プログラミングでは「指定した回数だけ処理を繰り返す」という場面が頻繁にあります。この時に活躍するのがrange関数です。range関数は、連続した整数を生成するための組み込み関数で、for文と組み合わせることで、カウンタを使った繰り返し処理が実現できます。

range関数には主に3つの使い方があります。1つ目は「range(終了値)」という形式で、0から指定した数値の1つ手前までの整数を生成します。2つ目は「range(開始値, 終了値)」という形式で、開始値から終了値の1つ手前までの整数を生成します。3つ目は「range(開始値, 終了値, ステップ)」という形式で、ステップ値ずつ増加(または減少)させながら整数を生成します。

# 5回繰り返す例
for i in range(5):
    print(f"{i}回目の処理です")

このコードでは、iという変数が0, 1, 2, 3, 4という値を順番に取りながら、print文が5回実行されます。初心者の方がよく混乱するポイントですが、range(5)は0から4までの5つの数値を生成することに注意してください。

リストやタプルを使った繰り返し処理

Pythonのfor文の真骨頂は、リストやタプルといったコレクション型のデータを直接扱える点にあります。他の多くのプログラミング言語では、インデックス番号を使ってリストの要素にアクセスする必要がありますが、Pythonでは要素そのものを直接取り出すことができます。

fruits = ["りんご", "バナナ", "オレンジ", "ぶどう"]
for fruit in fruits:
    print(f"好きな果物は{fruit}です")

この書き方は非常に直感的で、「fruitsリストの中から、一つずつfruitとして取り出して処理する」という意味が一目で理解できます。コードの可読性が高く、バグも入りにくいのが特徴です。

文字列もイテラブルなオブジェクトなので、for文で一文字ずつ取り出すことができます。例えば、文字列の各文字に対して何らかの処理を行いたい場合に便利です。

enumerate関数で要素とインデックスを同時に取得

リストの要素を処理する際、要素の値だけでなく、そのインデックス(位置情報)も同時に必要になることがあります。このような場合に便利なのがenumerate関数です。

enumerate関数を使うと、リストの各要素とそのインデックス番号を同時に取得できます。返されるのはタプル形式のデータで、最初の要素がインデックス、2番目の要素が値となっています。

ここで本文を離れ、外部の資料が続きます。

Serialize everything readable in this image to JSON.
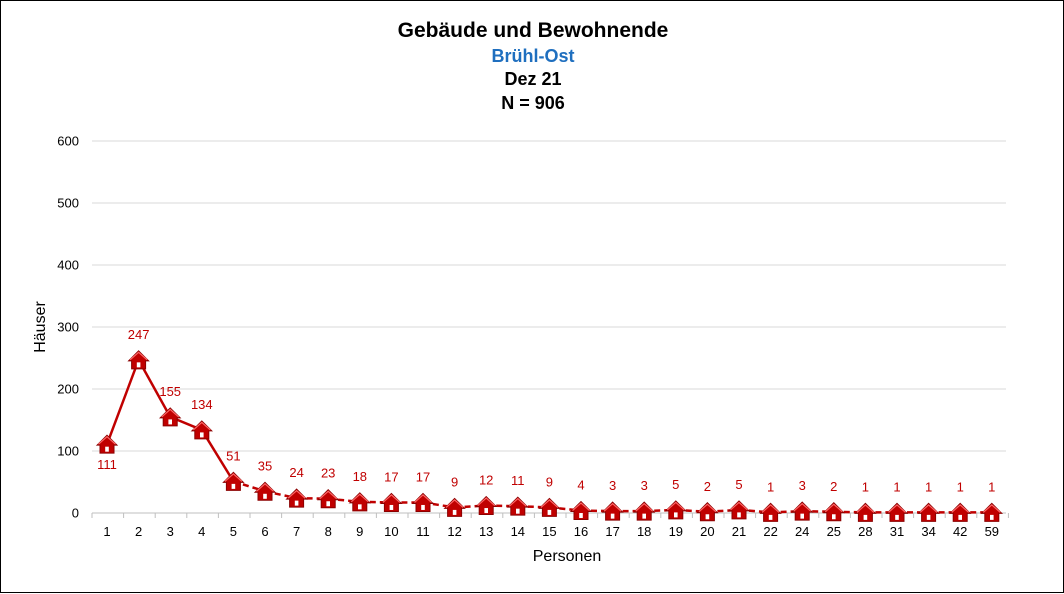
{
  "chart_data": {
    "type": "line",
    "title": "Gebäude und Bewohnende",
    "subtitle_lines": [
      "Brühl-Ost",
      "Dez 21",
      "N = 906"
    ],
    "xlabel": "Personen",
    "ylabel": "Häuser",
    "ylim": [
      0,
      600
    ],
    "yticks": [
      "0",
      "100",
      "200",
      "300",
      "400",
      "500",
      "600"
    ],
    "grid": true,
    "legend": "none",
    "marker": "house-icon",
    "categories": [
      "1",
      "2",
      "3",
      "4",
      "5",
      "6",
      "7",
      "8",
      "9",
      "10",
      "11",
      "12",
      "13",
      "14",
      "15",
      "16",
      "17",
      "18",
      "19",
      "20",
      "21",
      "22",
      "24",
      "25",
      "28",
      "31",
      "34",
      "42",
      "59"
    ],
    "values": [
      111,
      247,
      155,
      134,
      51,
      35,
      24,
      23,
      18,
      17,
      17,
      9,
      12,
      11,
      9,
      4,
      3,
      3,
      5,
      2,
      5,
      1,
      3,
      2,
      1,
      1,
      1,
      1,
      1
    ],
    "data_labels": [
      "111",
      "247",
      "155",
      "134",
      "51",
      "35",
      "24",
      "23",
      "18",
      "17",
      "17",
      "9",
      "12",
      "11",
      "9",
      "4",
      "3",
      "3",
      "5",
      "2",
      "5",
      "1",
      "3",
      "2",
      "1",
      "1",
      "1",
      "1",
      "1"
    ]
  },
  "colors": {
    "series": "#c00000",
    "subtitle": "#1f6fbf",
    "grid": "#d9d9d9"
  }
}
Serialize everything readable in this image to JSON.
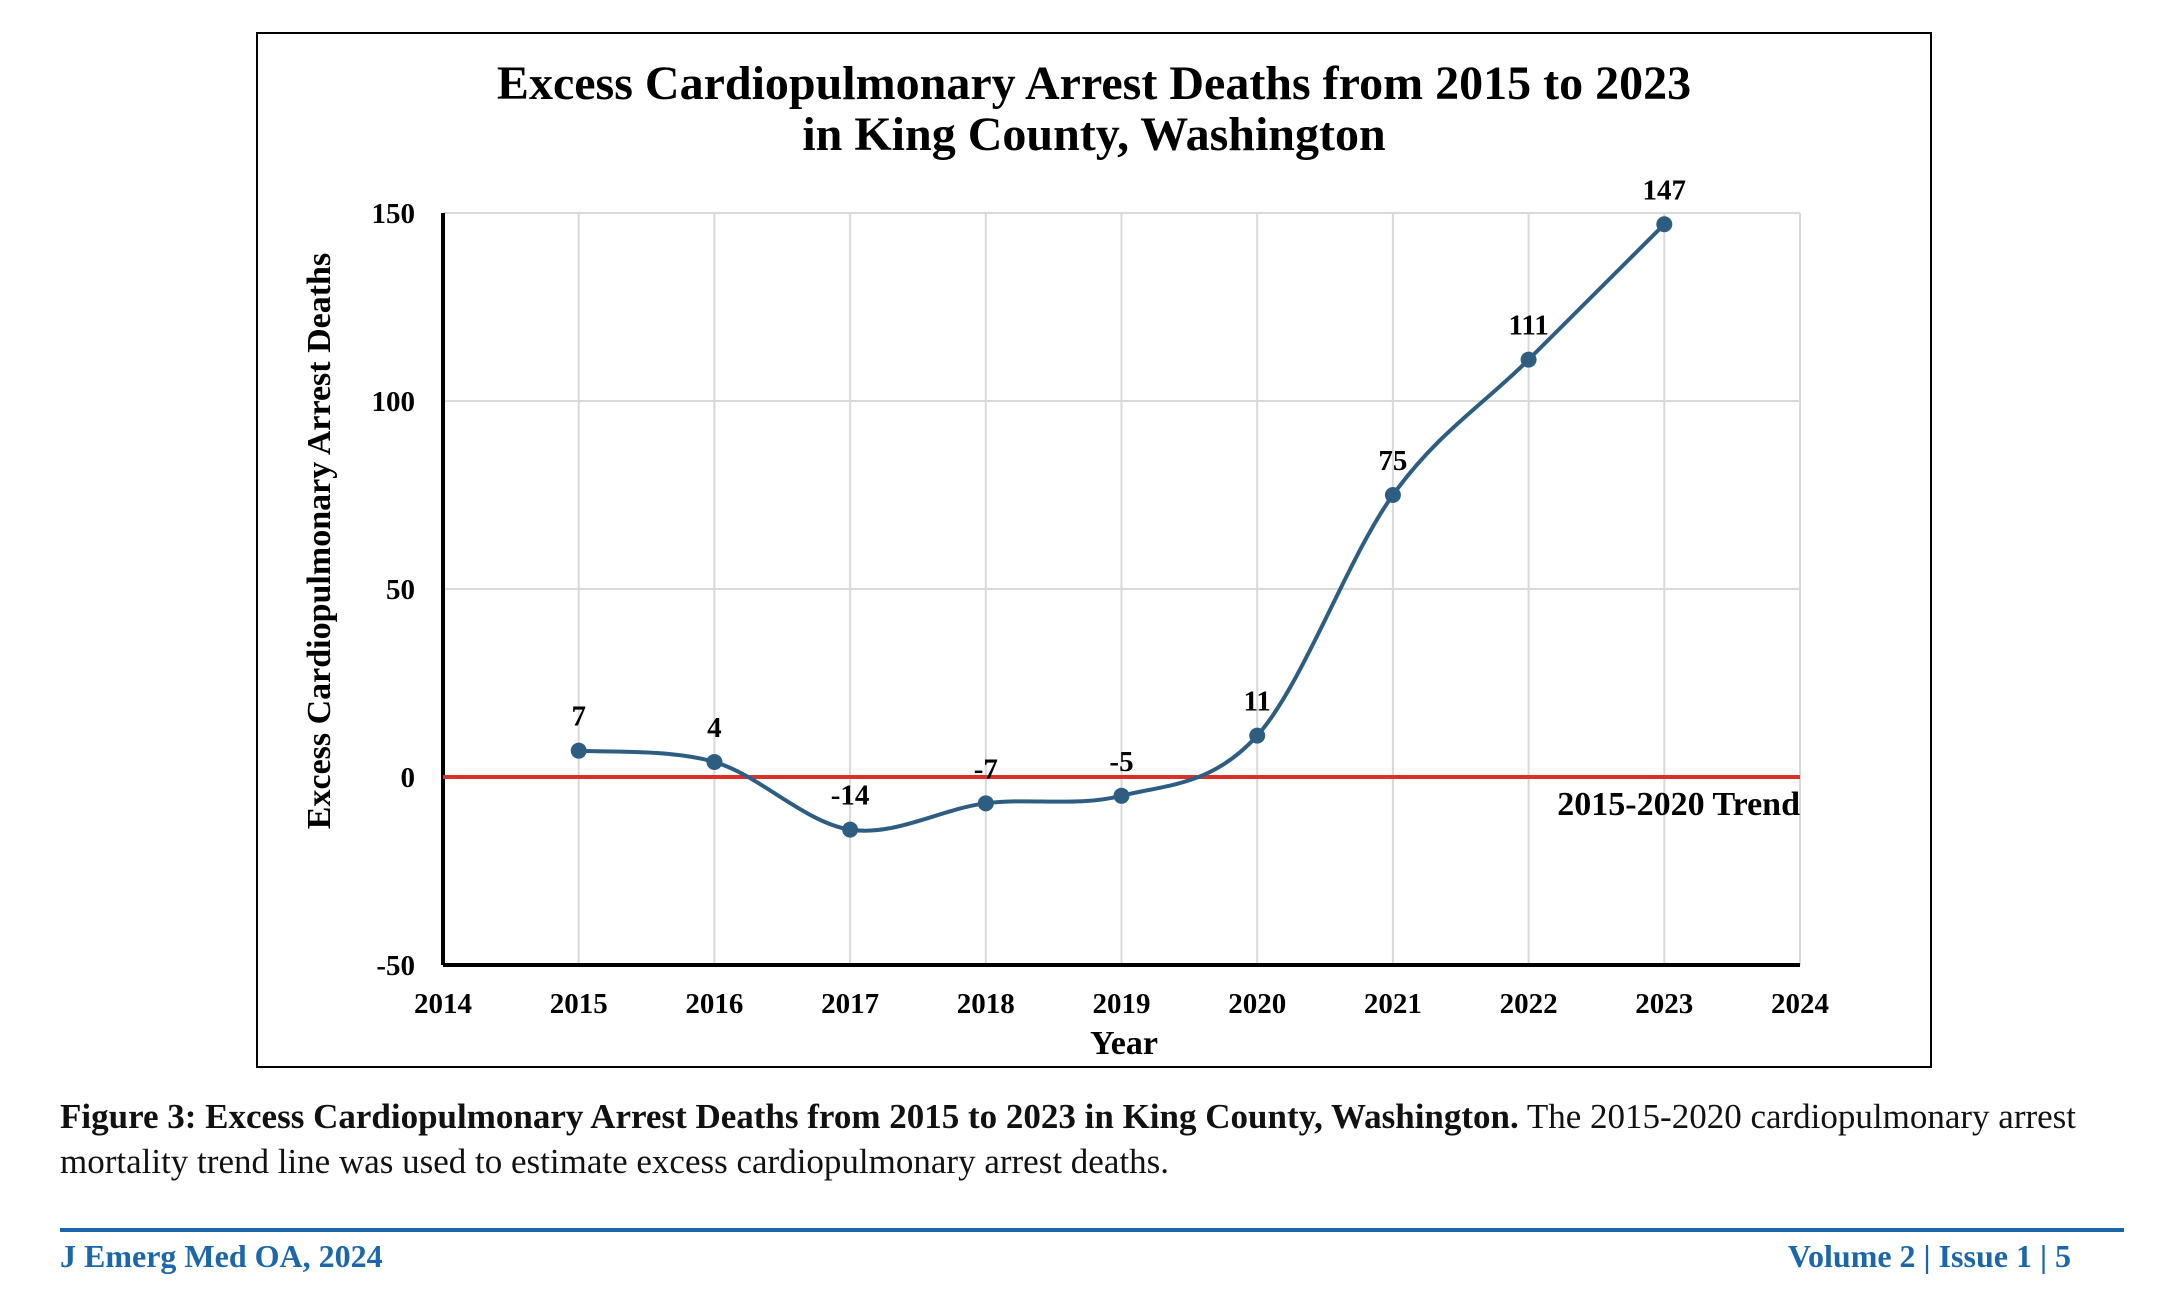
{
  "chart_data": {
    "type": "line",
    "title_line1": "Excess Cardiopulmonary Arrest Deaths from 2015 to 2023",
    "title_line2": "in King County, Washington",
    "xlabel": "Year",
    "ylabel": "Excess Cardiopulmonary Arrest Deaths",
    "xlim": [
      2014,
      2024
    ],
    "ylim": [
      -50,
      150
    ],
    "x_ticks": [
      "2014",
      "2015",
      "2016",
      "2017",
      "2018",
      "2019",
      "2020",
      "2021",
      "2022",
      "2023",
      "2024"
    ],
    "y_ticks": [
      "-50",
      "0",
      "50",
      "100",
      "150"
    ],
    "grid": true,
    "series": [
      {
        "x": [
          2015,
          2016,
          2017,
          2018,
          2019,
          2020,
          2021,
          2022,
          2023
        ],
        "values": [
          7,
          4,
          -14,
          -7,
          -5,
          11,
          75,
          111,
          147
        ],
        "data_labels": [
          "7",
          "4",
          "-14",
          "-7",
          "-5",
          "11",
          "75",
          "111",
          "147"
        ],
        "color": "#2d5e82",
        "smooth": true
      }
    ],
    "reference_line": {
      "label": "2015-2020 Trend",
      "y": 0,
      "color": "#d9302b"
    }
  },
  "caption": {
    "bold_text": "Figure 3: Excess Cardiopulmonary Arrest Deaths from 2015 to 2023 in King County, Washington.",
    "text": " The 2015-2020 cardiopulmonary arrest mortality trend line was used to estimate excess cardiopulmonary arrest deaths."
  },
  "footer": {
    "journal": "J Emerg Med OA, 2024",
    "issue": "Volume 2 | Issue 1 | 5"
  },
  "colors": {
    "footer_accent": "#1b67aa",
    "grid": "#d9d9d9"
  }
}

students = ["田中", "佐藤", "鈴木"]
for index, name in enumerate(students):
    print(f"{index + 1}番目の生徒は{name}さんです")
このコードでは、indexに0, 1, 2という番号が入り、nameに対応する生徒名が入ります。出力時にindex + 1としているのは、人間にとって自然な「1番目、2番目…」という表現にするためです。

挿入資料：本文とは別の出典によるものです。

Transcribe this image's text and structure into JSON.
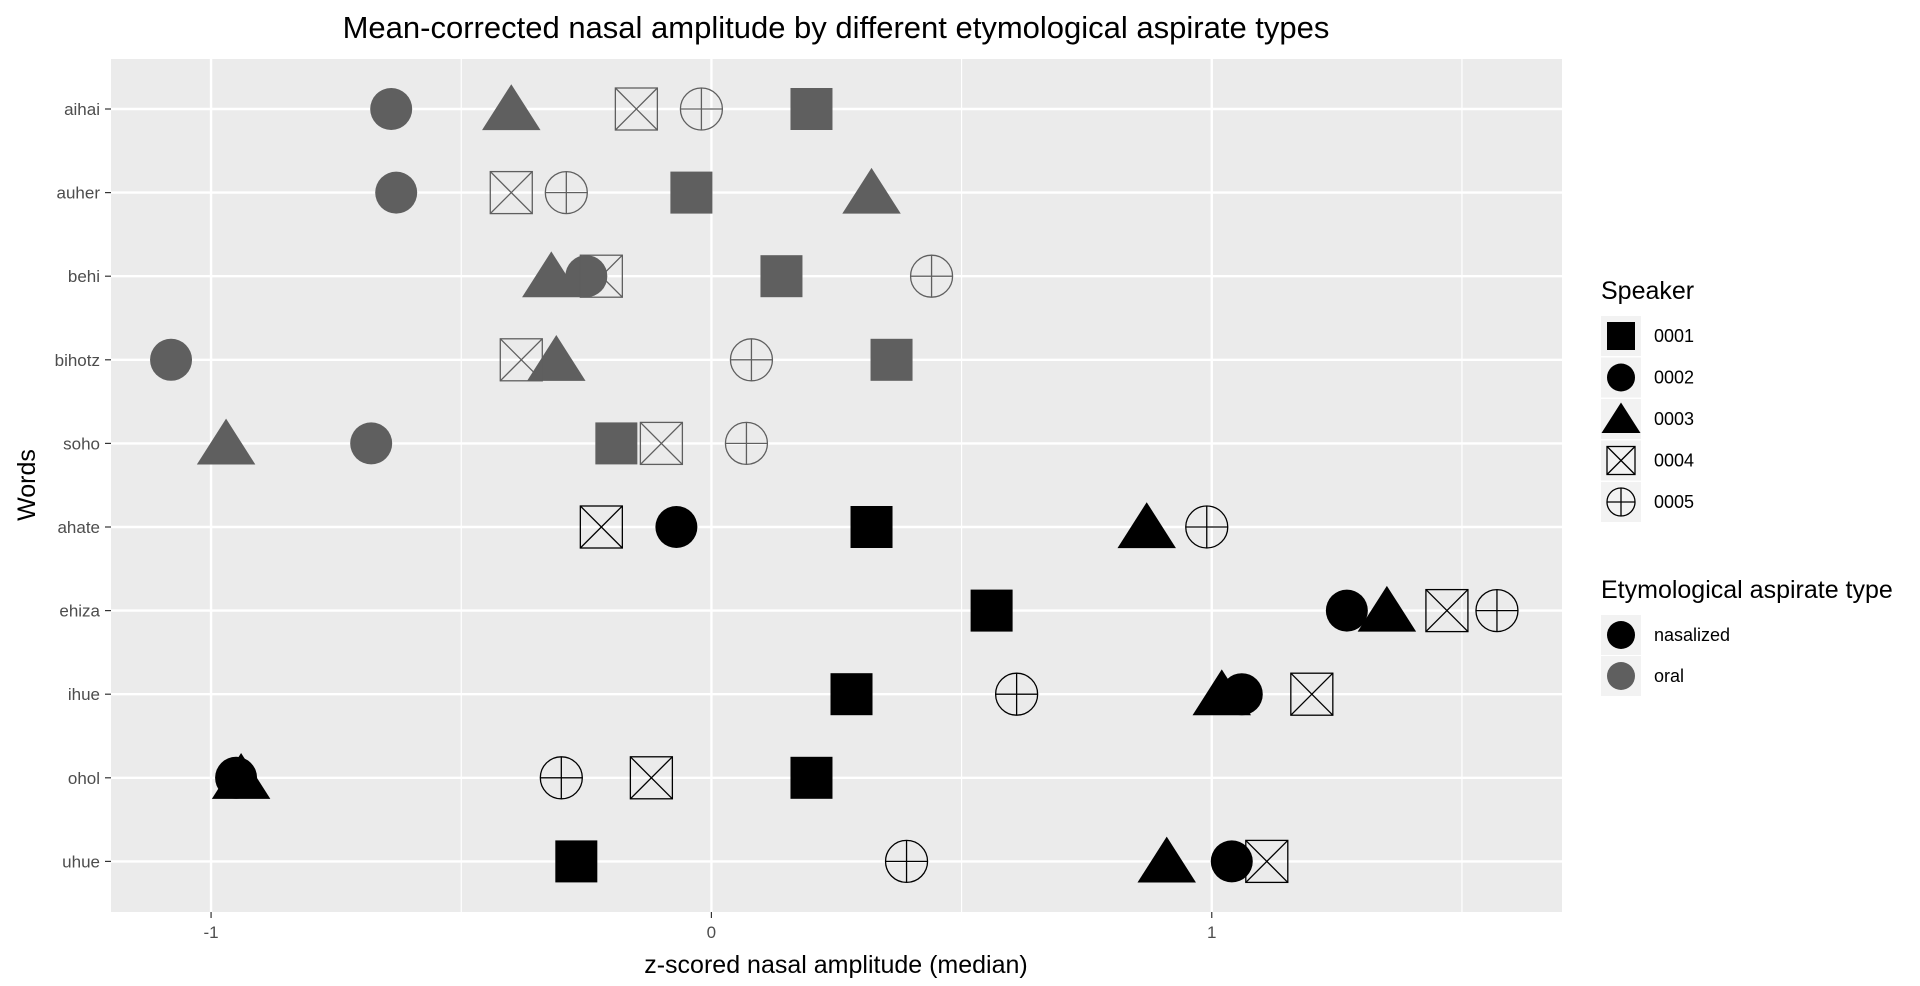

enumerate関数には開始番号を指定することもできます。「enumerate(リスト, start=1)」のように書くと、インデックスが1から始まります。これにより、上記のような+1の計算を省略できます。

辞書型データの繰り返し処理

辞書型データ(dictionary)もfor文で効率的に処理できます。辞書は「キー」と「値」のペアでデータを管理するデータ構造で、実務でも非常によく使われます。

辞書をfor文で繰り返す際には、いくつかの方法があります。最もシンプルなのは辞書を直接for文に渡す方法で、この場合はキーのみが取り出されます。キーと値の両方を取得したい場合は、items()メソッドを使用します。

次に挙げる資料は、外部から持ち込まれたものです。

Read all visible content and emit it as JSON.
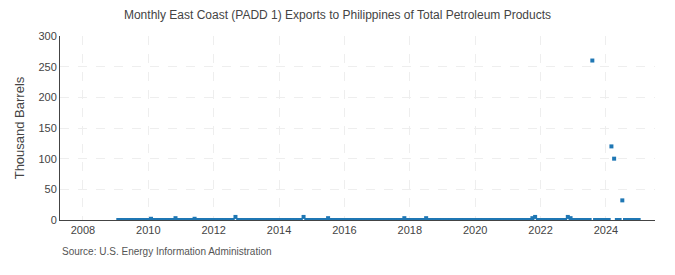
{
  "chart_data": {
    "type": "scatter",
    "title": "Monthly East Coast (PADD 1) Exports to Philippines of Total Petroleum Products",
    "ylabel": "Thousand Barrels",
    "annotations": [
      "Source: U.S. Energy Information Administration"
    ],
    "marker": "square",
    "grid": true,
    "xlim": [
      2007.3,
      2025.5
    ],
    "xticks": [
      2008,
      2010,
      2012,
      2014,
      2016,
      2018,
      2020,
      2022,
      2024
    ],
    "ylim": [
      0,
      300
    ],
    "yticks": [
      0,
      50,
      100,
      150,
      200,
      250,
      300
    ],
    "x": [
      2009.083,
      2009.167,
      2009.25,
      2009.333,
      2009.417,
      2009.5,
      2009.583,
      2009.667,
      2009.75,
      2009.833,
      2009.917,
      2010.0,
      2010.083,
      2010.167,
      2010.25,
      2010.333,
      2010.417,
      2010.5,
      2010.583,
      2010.667,
      2010.75,
      2010.833,
      2010.917,
      2011.0,
      2011.083,
      2011.167,
      2011.25,
      2011.333,
      2011.417,
      2011.5,
      2011.583,
      2011.667,
      2011.75,
      2011.833,
      2011.917,
      2012.0,
      2012.083,
      2012.167,
      2012.25,
      2012.333,
      2012.417,
      2012.5,
      2012.583,
      2012.667,
      2012.75,
      2012.833,
      2012.917,
      2013.0,
      2013.083,
      2013.167,
      2013.25,
      2013.333,
      2013.417,
      2013.5,
      2013.583,
      2013.667,
      2013.75,
      2013.833,
      2013.917,
      2014.0,
      2014.083,
      2014.167,
      2014.25,
      2014.333,
      2014.417,
      2014.5,
      2014.583,
      2014.667,
      2014.75,
      2014.833,
      2014.917,
      2015.0,
      2015.083,
      2015.167,
      2015.25,
      2015.333,
      2015.417,
      2015.5,
      2015.583,
      2015.667,
      2015.75,
      2015.833,
      2015.917,
      2016.0,
      2016.083,
      2016.167,
      2016.25,
      2016.333,
      2016.417,
      2016.5,
      2016.583,
      2016.667,
      2016.75,
      2016.833,
      2016.917,
      2017.0,
      2017.083,
      2017.167,
      2017.25,
      2017.333,
      2017.417,
      2017.5,
      2017.583,
      2017.667,
      2017.75,
      2017.833,
      2017.917,
      2018.0,
      2018.083,
      2018.167,
      2018.25,
      2018.333,
      2018.417,
      2018.5,
      2018.583,
      2018.667,
      2018.75,
      2018.833,
      2018.917,
      2019.0,
      2019.083,
      2019.167,
      2019.25,
      2019.333,
      2019.417,
      2019.5,
      2019.583,
      2019.667,
      2019.75,
      2019.833,
      2019.917,
      2020.0,
      2020.083,
      2020.167,
      2020.25,
      2020.333,
      2020.417,
      2020.5,
      2020.583,
      2020.667,
      2020.75,
      2020.833,
      2020.917,
      2021.0,
      2021.083,
      2021.167,
      2021.25,
      2021.333,
      2021.417,
      2021.5,
      2021.583,
      2021.667,
      2021.75,
      2021.833,
      2021.917,
      2022.0,
      2022.083,
      2022.167,
      2022.25,
      2022.333,
      2022.417,
      2022.5,
      2022.583,
      2022.667,
      2022.75,
      2022.833,
      2022.917,
      2023.0,
      2023.083,
      2023.167,
      2023.25,
      2023.333,
      2023.417,
      2023.5,
      2023.583,
      2023.667,
      2023.75,
      2023.833,
      2023.917,
      2024.0,
      2024.083,
      2024.167,
      2024.25,
      2024.333,
      2024.417,
      2024.5,
      2024.583,
      2024.667,
      2024.75,
      2024.833,
      2024.917,
      2025.0
    ],
    "values": [
      0,
      0,
      0,
      0,
      0,
      0,
      0,
      0,
      0,
      0,
      0,
      0,
      2,
      0,
      0,
      0,
      0,
      0,
      0,
      0,
      0,
      3,
      0,
      0,
      0,
      0,
      0,
      0,
      2,
      0,
      0,
      0,
      0,
      0,
      0,
      0,
      0,
      0,
      0,
      0,
      0,
      0,
      0,
      5,
      0,
      0,
      0,
      0,
      0,
      0,
      0,
      0,
      0,
      0,
      0,
      0,
      0,
      0,
      0,
      0,
      0,
      0,
      0,
      0,
      0,
      0,
      0,
      0,
      5,
      0,
      0,
      0,
      0,
      0,
      0,
      0,
      0,
      3,
      0,
      0,
      0,
      0,
      0,
      0,
      0,
      0,
      0,
      0,
      0,
      0,
      0,
      0,
      0,
      0,
      0,
      0,
      0,
      0,
      0,
      0,
      0,
      0,
      0,
      0,
      0,
      3,
      0,
      0,
      0,
      0,
      0,
      0,
      0,
      3,
      0,
      0,
      0,
      0,
      0,
      0,
      0,
      0,
      0,
      0,
      0,
      0,
      0,
      0,
      0,
      0,
      0,
      0,
      0,
      0,
      0,
      0,
      0,
      0,
      0,
      0,
      0,
      0,
      0,
      0,
      0,
      0,
      0,
      0,
      0,
      0,
      0,
      0,
      3,
      5,
      0,
      0,
      0,
      0,
      0,
      0,
      0,
      0,
      0,
      0,
      0,
      5,
      3,
      0,
      0,
      0,
      0,
      0,
      0,
      0,
      260,
      0,
      0,
      0,
      0,
      0,
      0,
      120,
      100,
      0,
      0,
      32,
      0,
      0,
      0,
      0,
      0,
      0
    ]
  }
}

scores = {"数学": 85, "英語": 92, "国語": 78}
for subject, score in scores.items():
    print(f"{subject}の点数は{score}点です")
このコードでは、辞書の各ペアからキーをsubject変数に、値をscore変数に代入しながら処理を進めます。items()メソッドは、キーと値のタプルを順番に返してくれる便利な機能です。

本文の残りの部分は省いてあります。